Vitamin D – A Quick Guide

Vitamin D is a fat-soluble vitamin occurring in several forms, required for normal growth of teeth and bones, and produced by ultraviolet irradiation of sterols found in milk, fish, and eggs.

Benefits of Vitamin C

Vitamin D has many benefits and is easy to add to your diet either through vitamin supplement or in such foods as fish, eggs and milk. Sunlight is a significant source of our daily production of vitamin D, and even as little as 10 minutes of exposure to the sun is enough to help our body absorb it. There are two forms of vitamin D that are important to us; ergocalciferol or vitamin D2 and cholecalciferol or vitamin D3. Vitamin D2 is synthesized by plants, while Vitamin D3 is synthesized by humans in the skin when it is exposed to ultraviolet rays or sunlight.

Recent research has shown that vitamin D offers protection from osteoporosis, high blood pressure and cancer. It assists in absorption of calcium maintaining strong bones. Osteoporosis is a deficiency of vitamin D which contributes to osteoporosis by plummeting calcium absorption. Sufficient levels of vitamin D help maintain bones stability. It can help prevent osteoporosis in older adults especially those that have difficulty with mobility. D3 is known to promote absorption of calcium and phosphorus from food and metabolism of calcium in the kidneys, which will raise the flow of calcium in the bloodstream. It is important in the mineralization of our bones.

People that live in sunny areas can manufacture most of the vitamin D they need from their skin because of their increased exposure to sunlight. In less sunny or cloudier climates the skin manufactures vitamin D at a diminished rate, which can also cause seasonal depression for many people in these areas. Many people that live in areas that lack sunlight take nutritional supplements or multivitamin supplements that add a D vitamin in their diet.

Preventive and Therapeutic uses

Classic Vitamin D deficiency diseases are rickets and osteomalacia. Vitamin D deficiency is known to cause rickets in children and may cause skeletal deformities. Osteomalacia can form in adults due to a lack of vitamin D and can cause muscular weakening. The elderly and obese people are at high risk for vitamin D deficiencies because they typically get less sun exposure than the average person.

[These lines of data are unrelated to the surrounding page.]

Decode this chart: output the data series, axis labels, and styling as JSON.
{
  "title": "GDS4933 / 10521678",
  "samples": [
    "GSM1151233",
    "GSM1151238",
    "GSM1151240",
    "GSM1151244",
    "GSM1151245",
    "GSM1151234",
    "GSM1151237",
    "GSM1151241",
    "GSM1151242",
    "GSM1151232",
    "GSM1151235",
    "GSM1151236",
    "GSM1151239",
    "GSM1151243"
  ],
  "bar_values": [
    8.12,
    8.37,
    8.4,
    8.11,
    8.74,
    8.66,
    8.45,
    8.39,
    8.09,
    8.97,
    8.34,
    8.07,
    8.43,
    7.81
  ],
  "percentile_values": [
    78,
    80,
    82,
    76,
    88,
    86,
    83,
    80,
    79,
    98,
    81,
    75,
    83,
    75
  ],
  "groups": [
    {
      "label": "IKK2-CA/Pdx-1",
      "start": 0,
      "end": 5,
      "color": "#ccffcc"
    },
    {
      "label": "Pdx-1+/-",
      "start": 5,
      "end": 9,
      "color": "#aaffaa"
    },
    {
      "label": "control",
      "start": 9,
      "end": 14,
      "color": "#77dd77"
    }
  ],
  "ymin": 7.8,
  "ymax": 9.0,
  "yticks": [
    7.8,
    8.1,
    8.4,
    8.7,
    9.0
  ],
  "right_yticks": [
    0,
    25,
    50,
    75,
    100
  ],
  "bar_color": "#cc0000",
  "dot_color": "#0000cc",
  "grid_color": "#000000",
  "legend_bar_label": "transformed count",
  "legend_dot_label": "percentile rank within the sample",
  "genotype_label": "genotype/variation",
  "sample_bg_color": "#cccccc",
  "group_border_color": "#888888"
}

Women are more likely to suffer from vitamin D deficiencies, especially in elderly women. Vitamin D is especially recommended in the diet elderly women. It is often seen in post-menopausal women. This deficiency is common in older people having more incidences of hip fractures. People with vitamin D deficiencies also have a higher risk of cancer, Alzheimer’s, Diabetes, Multiple Sclerosis, Rheumatoid Arthritis and High Blood Pressure. Daily supplementation of vitamin D may reduce the risk these above ailments.

Conclusion of why you should take vitamin D

In conclusion, taking vitamin D helps in maintaining the immune system, cardiovascular system, skin and helps build our body’s resistance to respiratory and other infections. Vitamin D can be found in milk, fish, and eggs. So as you can see vitamin D can be easily added to your daily diet, taken in some health vitamins, organic vitamins, or even in a good multivitamin daily to increase your overall health and help protect your body from every day infections and sickness.